FTX to Divest $884 Million Stake in AI Firm Anthropic

In a notable endeavor to reconcile financial losses incurred by individuals and companies in the wake of FTX’s dramatic fall, the beleaguered cryptocurrency exchange has reached an agreement to divest its 29.4 million stakes in the artificial intelligence company, Anthropic, as unveiled in recent court filings. The collective worth of these stakes in Anthropic amounts to approximately $884 million.

This divestiture received the green light from U.S. Federal Judge John Dorsey last month, pursuant to a motion lodged within the U.S. Bankruptcy Court in Delaware.

The purchase of the Anthropic shares has attracted a broad spectrum of investors, including ATIC Third International Investment Company, Jane Street Global Trading, and a collection of funds overseen by Fidelity Management & Research Company. Leading the pack, ATIC Third International Investment Company has committed to acquiring 16,664,167 shares with a $500 million investment.

Additional buyers embody entities like The Ford Foundation and Picton Mahoney Asset Management, alongside Anthropic itself—indicating a strategic move by more than twenty parties vying for a stake in the AI developer, possibly to regain control of its shares.

Among the buyers linked to Anthropic are MW LSVC Anthropic, LLC, Anthropic Pine Road LLC, and other entities within the Hiive Anthropic Series, collectively securing 1.6 million shares valued at $47.8 million.

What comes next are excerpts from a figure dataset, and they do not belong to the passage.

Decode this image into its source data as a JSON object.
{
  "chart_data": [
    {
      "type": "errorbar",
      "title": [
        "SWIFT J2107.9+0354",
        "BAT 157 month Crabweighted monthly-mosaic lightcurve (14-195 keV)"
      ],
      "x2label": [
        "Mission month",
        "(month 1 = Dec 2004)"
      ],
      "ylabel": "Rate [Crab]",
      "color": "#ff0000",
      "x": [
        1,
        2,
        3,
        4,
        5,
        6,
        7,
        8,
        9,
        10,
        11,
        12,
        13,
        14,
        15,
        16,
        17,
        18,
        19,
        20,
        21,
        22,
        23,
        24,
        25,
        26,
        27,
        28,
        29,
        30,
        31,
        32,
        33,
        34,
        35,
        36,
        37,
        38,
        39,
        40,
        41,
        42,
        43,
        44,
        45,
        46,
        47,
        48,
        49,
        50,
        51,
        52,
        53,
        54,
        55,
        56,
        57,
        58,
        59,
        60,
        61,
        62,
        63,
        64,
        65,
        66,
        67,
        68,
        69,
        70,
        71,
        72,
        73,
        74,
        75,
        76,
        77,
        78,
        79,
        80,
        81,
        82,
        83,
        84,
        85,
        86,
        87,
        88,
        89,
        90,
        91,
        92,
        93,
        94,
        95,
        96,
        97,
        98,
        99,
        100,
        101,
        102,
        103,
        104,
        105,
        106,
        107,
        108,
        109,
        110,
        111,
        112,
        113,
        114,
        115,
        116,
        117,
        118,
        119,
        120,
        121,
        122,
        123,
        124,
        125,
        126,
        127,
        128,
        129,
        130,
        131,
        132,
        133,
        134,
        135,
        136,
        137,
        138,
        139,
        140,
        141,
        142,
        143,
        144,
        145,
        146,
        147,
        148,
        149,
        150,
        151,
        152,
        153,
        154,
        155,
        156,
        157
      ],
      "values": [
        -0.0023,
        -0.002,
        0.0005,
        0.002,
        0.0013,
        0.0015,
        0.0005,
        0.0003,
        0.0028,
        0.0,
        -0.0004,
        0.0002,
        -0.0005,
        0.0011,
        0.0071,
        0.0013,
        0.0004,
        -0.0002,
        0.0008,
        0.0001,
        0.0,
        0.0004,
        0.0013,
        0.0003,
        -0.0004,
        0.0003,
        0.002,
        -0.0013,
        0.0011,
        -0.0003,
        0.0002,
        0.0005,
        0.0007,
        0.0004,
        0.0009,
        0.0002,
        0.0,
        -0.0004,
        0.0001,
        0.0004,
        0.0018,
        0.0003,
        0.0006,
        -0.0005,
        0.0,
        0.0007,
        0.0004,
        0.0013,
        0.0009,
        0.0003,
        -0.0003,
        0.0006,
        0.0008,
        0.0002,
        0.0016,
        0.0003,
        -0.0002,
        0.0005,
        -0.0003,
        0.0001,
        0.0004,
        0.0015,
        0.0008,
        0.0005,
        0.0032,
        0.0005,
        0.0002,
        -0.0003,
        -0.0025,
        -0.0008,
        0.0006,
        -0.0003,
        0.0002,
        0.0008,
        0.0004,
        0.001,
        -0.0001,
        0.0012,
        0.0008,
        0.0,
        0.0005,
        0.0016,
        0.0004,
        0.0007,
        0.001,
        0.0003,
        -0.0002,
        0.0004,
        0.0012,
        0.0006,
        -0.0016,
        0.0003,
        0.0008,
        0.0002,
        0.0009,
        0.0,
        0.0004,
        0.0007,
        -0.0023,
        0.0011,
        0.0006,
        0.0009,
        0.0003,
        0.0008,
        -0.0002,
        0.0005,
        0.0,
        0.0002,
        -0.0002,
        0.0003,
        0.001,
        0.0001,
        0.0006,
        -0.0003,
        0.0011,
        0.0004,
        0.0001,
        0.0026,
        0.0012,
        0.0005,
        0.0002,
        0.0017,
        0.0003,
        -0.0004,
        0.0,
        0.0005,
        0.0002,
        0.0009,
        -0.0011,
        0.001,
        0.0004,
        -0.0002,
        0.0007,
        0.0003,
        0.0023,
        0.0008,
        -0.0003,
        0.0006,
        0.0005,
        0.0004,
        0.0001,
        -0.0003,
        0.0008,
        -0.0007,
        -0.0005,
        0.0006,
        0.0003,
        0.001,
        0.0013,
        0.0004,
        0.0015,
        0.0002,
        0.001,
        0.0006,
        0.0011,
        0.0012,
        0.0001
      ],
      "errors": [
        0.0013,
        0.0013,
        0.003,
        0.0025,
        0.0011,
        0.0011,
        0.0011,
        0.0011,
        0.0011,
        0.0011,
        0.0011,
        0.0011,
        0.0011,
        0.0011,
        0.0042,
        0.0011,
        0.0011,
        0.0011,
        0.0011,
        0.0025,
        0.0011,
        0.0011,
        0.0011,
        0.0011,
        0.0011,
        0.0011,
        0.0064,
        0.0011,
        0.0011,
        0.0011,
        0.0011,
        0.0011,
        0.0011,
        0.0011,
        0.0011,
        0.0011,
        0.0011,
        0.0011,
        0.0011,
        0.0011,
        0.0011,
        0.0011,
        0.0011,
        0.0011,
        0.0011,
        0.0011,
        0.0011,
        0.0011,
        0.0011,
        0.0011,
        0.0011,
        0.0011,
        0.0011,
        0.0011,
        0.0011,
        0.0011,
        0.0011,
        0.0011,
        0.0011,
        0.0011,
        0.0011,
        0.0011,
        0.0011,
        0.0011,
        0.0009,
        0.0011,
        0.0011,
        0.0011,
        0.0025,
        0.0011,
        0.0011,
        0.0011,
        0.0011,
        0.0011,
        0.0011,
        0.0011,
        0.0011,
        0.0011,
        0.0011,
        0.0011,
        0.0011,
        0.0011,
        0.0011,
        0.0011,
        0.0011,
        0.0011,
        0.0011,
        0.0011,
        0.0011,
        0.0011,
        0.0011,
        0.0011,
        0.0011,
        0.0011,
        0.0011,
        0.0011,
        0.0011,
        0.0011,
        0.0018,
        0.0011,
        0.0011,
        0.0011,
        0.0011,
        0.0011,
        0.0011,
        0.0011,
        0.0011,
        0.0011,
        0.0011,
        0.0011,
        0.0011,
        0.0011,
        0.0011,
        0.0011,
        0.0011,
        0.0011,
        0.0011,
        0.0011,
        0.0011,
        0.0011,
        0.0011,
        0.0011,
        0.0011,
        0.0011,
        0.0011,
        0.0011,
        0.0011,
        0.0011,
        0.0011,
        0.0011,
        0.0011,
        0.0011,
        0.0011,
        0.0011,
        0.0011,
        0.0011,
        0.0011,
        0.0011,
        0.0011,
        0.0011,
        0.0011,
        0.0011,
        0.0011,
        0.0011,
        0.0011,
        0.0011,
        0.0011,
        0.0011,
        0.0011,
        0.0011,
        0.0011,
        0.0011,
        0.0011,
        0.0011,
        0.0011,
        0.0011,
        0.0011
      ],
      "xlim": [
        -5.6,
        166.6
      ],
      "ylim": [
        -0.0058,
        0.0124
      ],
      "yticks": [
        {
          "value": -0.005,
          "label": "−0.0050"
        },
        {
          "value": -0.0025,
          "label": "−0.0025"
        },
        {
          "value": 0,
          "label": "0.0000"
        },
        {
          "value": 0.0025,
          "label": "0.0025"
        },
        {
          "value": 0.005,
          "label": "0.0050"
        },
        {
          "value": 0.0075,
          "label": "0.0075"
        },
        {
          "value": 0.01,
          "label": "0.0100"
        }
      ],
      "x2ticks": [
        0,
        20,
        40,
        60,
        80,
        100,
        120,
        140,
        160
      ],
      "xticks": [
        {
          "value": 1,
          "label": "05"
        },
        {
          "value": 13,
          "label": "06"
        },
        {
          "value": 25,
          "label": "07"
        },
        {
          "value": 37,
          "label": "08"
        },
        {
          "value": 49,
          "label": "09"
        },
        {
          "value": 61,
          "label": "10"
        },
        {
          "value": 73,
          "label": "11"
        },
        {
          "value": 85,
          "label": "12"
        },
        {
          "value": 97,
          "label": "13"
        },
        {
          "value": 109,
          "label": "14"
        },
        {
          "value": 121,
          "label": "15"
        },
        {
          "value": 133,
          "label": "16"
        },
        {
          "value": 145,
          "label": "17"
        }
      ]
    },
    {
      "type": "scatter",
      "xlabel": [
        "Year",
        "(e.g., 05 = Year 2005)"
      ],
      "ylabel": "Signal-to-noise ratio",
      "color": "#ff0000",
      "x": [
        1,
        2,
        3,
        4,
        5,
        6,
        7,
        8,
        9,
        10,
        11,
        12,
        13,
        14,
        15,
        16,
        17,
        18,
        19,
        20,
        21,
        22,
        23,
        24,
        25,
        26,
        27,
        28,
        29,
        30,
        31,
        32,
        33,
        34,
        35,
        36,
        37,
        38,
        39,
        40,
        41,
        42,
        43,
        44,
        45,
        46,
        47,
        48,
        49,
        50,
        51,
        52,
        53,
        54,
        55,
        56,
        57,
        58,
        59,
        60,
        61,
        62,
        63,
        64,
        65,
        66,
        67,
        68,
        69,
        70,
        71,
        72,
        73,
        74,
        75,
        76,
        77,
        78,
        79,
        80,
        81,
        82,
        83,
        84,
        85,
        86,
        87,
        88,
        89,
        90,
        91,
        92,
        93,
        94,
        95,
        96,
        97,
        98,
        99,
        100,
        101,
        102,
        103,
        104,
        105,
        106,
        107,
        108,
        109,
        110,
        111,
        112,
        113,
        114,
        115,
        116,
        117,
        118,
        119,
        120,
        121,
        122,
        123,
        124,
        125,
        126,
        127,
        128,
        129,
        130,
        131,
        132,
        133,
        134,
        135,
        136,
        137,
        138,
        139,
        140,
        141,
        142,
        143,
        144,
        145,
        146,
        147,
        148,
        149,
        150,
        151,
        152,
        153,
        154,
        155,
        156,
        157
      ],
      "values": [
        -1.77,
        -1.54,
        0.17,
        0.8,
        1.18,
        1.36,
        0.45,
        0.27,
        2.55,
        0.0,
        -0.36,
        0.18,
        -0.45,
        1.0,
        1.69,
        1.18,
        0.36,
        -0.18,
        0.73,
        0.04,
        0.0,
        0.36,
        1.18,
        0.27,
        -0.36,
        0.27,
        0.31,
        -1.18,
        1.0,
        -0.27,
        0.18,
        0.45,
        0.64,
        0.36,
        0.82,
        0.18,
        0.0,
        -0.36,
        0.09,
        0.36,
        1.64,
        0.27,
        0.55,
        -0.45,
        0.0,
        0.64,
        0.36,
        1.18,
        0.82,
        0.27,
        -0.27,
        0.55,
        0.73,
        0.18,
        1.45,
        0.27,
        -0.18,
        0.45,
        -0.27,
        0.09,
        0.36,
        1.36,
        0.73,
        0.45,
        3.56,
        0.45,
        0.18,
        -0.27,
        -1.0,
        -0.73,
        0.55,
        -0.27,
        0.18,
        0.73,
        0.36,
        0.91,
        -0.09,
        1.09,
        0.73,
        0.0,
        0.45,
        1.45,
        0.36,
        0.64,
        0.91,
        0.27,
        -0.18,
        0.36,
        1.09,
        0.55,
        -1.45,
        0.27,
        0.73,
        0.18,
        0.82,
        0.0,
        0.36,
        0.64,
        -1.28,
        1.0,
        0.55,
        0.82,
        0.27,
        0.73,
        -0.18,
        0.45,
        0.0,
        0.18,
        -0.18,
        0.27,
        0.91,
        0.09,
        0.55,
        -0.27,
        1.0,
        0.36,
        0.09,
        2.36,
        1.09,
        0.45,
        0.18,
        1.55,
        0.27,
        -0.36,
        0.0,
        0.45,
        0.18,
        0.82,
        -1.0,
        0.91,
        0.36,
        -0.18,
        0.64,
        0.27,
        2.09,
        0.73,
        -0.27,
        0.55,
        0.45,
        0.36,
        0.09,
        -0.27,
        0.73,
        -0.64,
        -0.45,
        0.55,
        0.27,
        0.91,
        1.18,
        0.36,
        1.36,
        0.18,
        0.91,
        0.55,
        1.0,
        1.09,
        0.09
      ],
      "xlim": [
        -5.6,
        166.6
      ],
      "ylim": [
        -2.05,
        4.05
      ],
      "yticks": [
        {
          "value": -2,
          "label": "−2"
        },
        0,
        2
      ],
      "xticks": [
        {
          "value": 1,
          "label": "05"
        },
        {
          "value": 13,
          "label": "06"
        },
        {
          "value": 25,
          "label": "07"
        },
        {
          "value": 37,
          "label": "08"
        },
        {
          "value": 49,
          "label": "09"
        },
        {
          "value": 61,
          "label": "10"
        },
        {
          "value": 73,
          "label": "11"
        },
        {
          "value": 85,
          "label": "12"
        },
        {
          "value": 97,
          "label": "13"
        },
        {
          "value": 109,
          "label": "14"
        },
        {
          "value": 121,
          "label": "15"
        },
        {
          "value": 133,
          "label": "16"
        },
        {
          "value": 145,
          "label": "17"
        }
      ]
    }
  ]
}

At the time of reporting, Anthropic had yet to provide a commentary on these developments to media inquiries from Decrypt.

Speculation concerning FTX’s strategy to offload its significant holding in Anthropic began to surface last summer after a federal judge overseeing the FTX bankruptcy saga approved a proposal allowing FTX to liquidate some assets to reconcile debts as early as January.

The exact timeline of the share sale became a focal point of intrigue following reports that FTX was exploring avenues to divest its holdings in the AI firm, which challenges OpenAI. The process encountered a halt later without any forewarning.

In its asset liquidation spree, FTX has also parted ways with its derivatives trading platform, LedgerX, for $50 million—a figure starkly lower than the $300 million outlay in 2021. Additionally, it liquidated assets in cryptocurrencies such as Solana, Ethereum, and Bitcoin, totaling $3.4 billion.